Nella seconda metà dell’Ottocento l’abitato subiva alcune importanti modificazioni dovute all’aumento della popolazione: nel 1854 venne demolita la porta meridionale per costruire la Torre Civica con l’orologio; nel 1872 si iniziò la costruzione della nuova chiesa che comportava l’abbattimento di una parte del muro di cinta e del vecchio municipio per aprire un varco alla nuova strada. La vecchia chiesa veniva trasformata in municipio. Il camposanto scompariva sotto il nuovo campanile, ma già neI 1855 era stato inaugurato un nuovo cimitero lungo la strada per Guardistallo. Contemporaneamente era cresciuto anche il borgo fuori dalle mura e all’inizio del ‘900 venne sistemata la piazza del Popolo, allora piazza Cancellieri. Il paese assumeva più o meno l’aspetto attuale.
Nel 1862, Casale, fino allora chiamato “Casale nelle Maremme”, assunse il nome di “Casale di VaI di Cecina”; dal 1900 si chiama “Casale Marittimo”.Nel 1936 il numero degli abitanti ha raggiunto il limite massimo di 1.583; ma negli anni ‘50 è iniziato il processo di emigrazione verso i centri in pianura che erano in rapido sviluppo e garantivano posti di lavoro sicuri, orari fissi, mansioni meno pesanti di quelle richieste al mezzadro in campagna.

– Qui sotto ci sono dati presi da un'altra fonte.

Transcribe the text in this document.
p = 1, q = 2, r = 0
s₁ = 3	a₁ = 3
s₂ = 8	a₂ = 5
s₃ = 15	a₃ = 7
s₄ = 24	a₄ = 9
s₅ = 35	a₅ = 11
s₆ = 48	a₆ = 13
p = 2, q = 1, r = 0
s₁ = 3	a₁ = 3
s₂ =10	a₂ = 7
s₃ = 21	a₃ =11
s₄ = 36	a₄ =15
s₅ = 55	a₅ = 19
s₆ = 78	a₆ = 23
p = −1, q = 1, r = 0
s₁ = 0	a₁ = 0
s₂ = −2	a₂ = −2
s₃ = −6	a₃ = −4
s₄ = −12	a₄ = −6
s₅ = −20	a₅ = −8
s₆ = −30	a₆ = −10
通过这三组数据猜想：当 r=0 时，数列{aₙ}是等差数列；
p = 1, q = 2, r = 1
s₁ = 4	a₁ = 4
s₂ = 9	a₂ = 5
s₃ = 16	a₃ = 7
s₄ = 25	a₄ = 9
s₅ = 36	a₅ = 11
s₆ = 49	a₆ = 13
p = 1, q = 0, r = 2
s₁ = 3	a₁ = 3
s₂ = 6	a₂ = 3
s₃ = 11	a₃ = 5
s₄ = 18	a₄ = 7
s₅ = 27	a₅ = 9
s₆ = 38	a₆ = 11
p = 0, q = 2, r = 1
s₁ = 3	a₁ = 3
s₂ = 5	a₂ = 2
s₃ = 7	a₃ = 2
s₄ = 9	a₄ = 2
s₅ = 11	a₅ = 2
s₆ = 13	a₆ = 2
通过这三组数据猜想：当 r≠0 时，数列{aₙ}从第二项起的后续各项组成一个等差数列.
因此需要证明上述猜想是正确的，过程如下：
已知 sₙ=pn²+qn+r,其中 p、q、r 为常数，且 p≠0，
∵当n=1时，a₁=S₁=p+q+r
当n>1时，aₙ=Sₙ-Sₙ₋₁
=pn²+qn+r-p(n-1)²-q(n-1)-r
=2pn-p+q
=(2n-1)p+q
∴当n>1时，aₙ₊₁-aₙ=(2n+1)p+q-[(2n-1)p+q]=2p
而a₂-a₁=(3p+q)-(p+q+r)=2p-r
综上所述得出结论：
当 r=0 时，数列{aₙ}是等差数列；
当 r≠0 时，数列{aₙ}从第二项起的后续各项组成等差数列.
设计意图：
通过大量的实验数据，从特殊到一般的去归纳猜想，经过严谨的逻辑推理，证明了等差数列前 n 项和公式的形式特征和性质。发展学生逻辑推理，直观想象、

All’inizio degli anni ‘60 il fenomeno dell’abbandono della terra era all’apice e il regime della mezzadria andava scomparendo. Soprattutto i giovani si stabilivano in pianura o emigravano verso le città dell’Italia settentrionale.
Nel 1971 il numero degli abitanti era sceso a 837. Il rischio di diventare un “paese di vecchi” era attenuato solo dal fatto che molti abitanti risanavano, con i soldi guadagnati fuori, le case del paese, corredandole di moderni comfort.
Oggi Casale ha 914 abitanti. L’economia è agricola e si producono soprattutto vino, olio e cereali; esistono anche un’azienda di apicultura, un laboratorio di pellicce e diversi servizi commerciali e di ristoro. L’aspetto del paese medievale è ben conservato e la sensibilizzazione per i valori storici ha fatto sì che alcuni ammodernamenti degli anni ‘60 siano stati rimossi, come la copertura delle vie in asfalto che nel 1989 è stata tolta riscoprendo il vecchio lastricato in pietra arenaria.